The concept was to have the band arranged neatly in a line photographed in portrait orientation, all looking at different points in the frame, the clothing was to be large blocks of colour which worked harmounously and the light was to be harsh deep rich shadows with nice pushed highlights.
The final concept was easiest of all. I decided I would make a safe shot. By safe shot I mean a clean and clear photograph which would show who they were stylistically and please the bands label. In my studio we have a double wall infinity cove. Pictured below. Having a double wall is really useful when photographing large groups and objects. It means that I can be positioned off the cove and still use a flattering focal length whilst getting the entire band into the picture.
Concept One - A street seen with the band arranged as seemingly non related figures within the frame but working harmoniously to create a strong striking image.
Concept Two - Dark and moody with the band seated on the ground; the light harsh and the shadows rich with large blocks of colour to separate them from a black background.
Concept Three - The band arranged in a large open, infinite white space, clean and clear lighting.
On the day of the shoot I chose to shoot the second concept first. This was because this concept required the most amount of setup due to the complexity of the lighting and the arrangement of the band. See below for a detailed lighting plan and arrangement.
As you can see there are multiple heads all with the same 10° Honeycomb grid attached to them. This is to give each subject their own spotlight and create a dark and gritty mood. The centre subject and vocalist Leo I lit with a beauty dish and grid, this was to set him apart from the rest the rest of the group and to show that he is the frontman. By shooting the light across the frame it allows me to position each light perfectly to give a flattering light but also to set in shadows. As you can see the clothing was selected carefully to create strong blocks of colour to complement each other. A Tiffin 0.6 ND filter and the low ISO setting, (ISO 50) was used to kill all ambient light within the scene as any would have ruined the over all mood. This was shot tethered to lightroom to allow the band to signoff as we shot. You can see the final image below. You can also download the Lightroom preset for this shot here.

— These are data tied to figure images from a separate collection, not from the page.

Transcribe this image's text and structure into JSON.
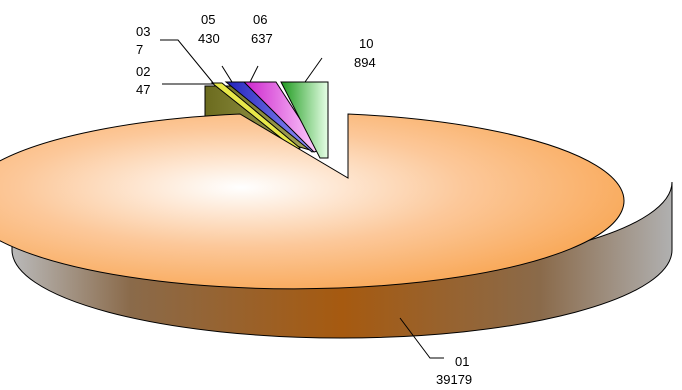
{
  "chart_data": {
    "type": "pie",
    "style": "3d-exploded",
    "slices": [
      {
        "label": "01",
        "value": 39179,
        "color": "#f7941d"
      },
      {
        "label": "02",
        "value": 47,
        "color": "#8a8a2a"
      },
      {
        "label": "03",
        "value": 7,
        "color": "#e8e84a"
      },
      {
        "label": "05",
        "value": 430,
        "color": "#3333dd"
      },
      {
        "label": "06",
        "value": 637,
        "color": "#ff33ff"
      },
      {
        "label": "10",
        "value": 894,
        "color": "#33dd33"
      }
    ],
    "data_labels": [
      {
        "slice": "01",
        "name": "01",
        "value": "39179"
      },
      {
        "slice": "02",
        "name": "02",
        "value": "47"
      },
      {
        "slice": "03",
        "name": "03",
        "value": "7"
      },
      {
        "slice": "05",
        "name": "05",
        "value": "430"
      },
      {
        "slice": "06",
        "name": "06",
        "value": "637"
      },
      {
        "slice": "10",
        "name": "10",
        "value": "894"
      }
    ],
    "legend": "none"
  }
}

The second Shot/Concept Three
Once we had wrapped and the band had signed off on concept one I opted to shoot concept three next; as it was studio based it made no sense to leave to the studio and then to have to return. Out of all the shots this was by far the easiest to shoot. As it only required two lights and a very simple arrangement of the band members. See below for a detailed lighting plan and camera settings.
As you can see the band were arranged in a Hexagon with tallest band members placed at the rear of the shot to allow a nice triangle to be made from their heads that leads you around the image. To get the maximum depth of field it was shot at f/18 t to allow overall sharpness across all subjects. As this is a small f-stop I had to drag the shutter to a 50th and set the ISO to 400 to allow ambient light to enter the scene. A large 7 foot Parabolic Umbrella with Diffusion sock was used to fill on the right hand side of the frame and a large beauty dish with Grid was used for a fill on the left. The image can be seen below.
The final shot. Concept One.
After we broke for lunch we went to final location under the bridge where I used my reference images for placement of my subjects. This image was shot on my Fuji Xpro - 1 with the 18mm Lens using only natural light. I chose the wide angle lens as I find this gives images a more cinematic feel. Again I chose to have the subjects arranged in a way that creates a hexagon within the scene and creates a relationship between them all. I used the Fuji for this as it's small portable, has fantastic dynamic range and handles noise better than any other system I have used. You can see the final image below.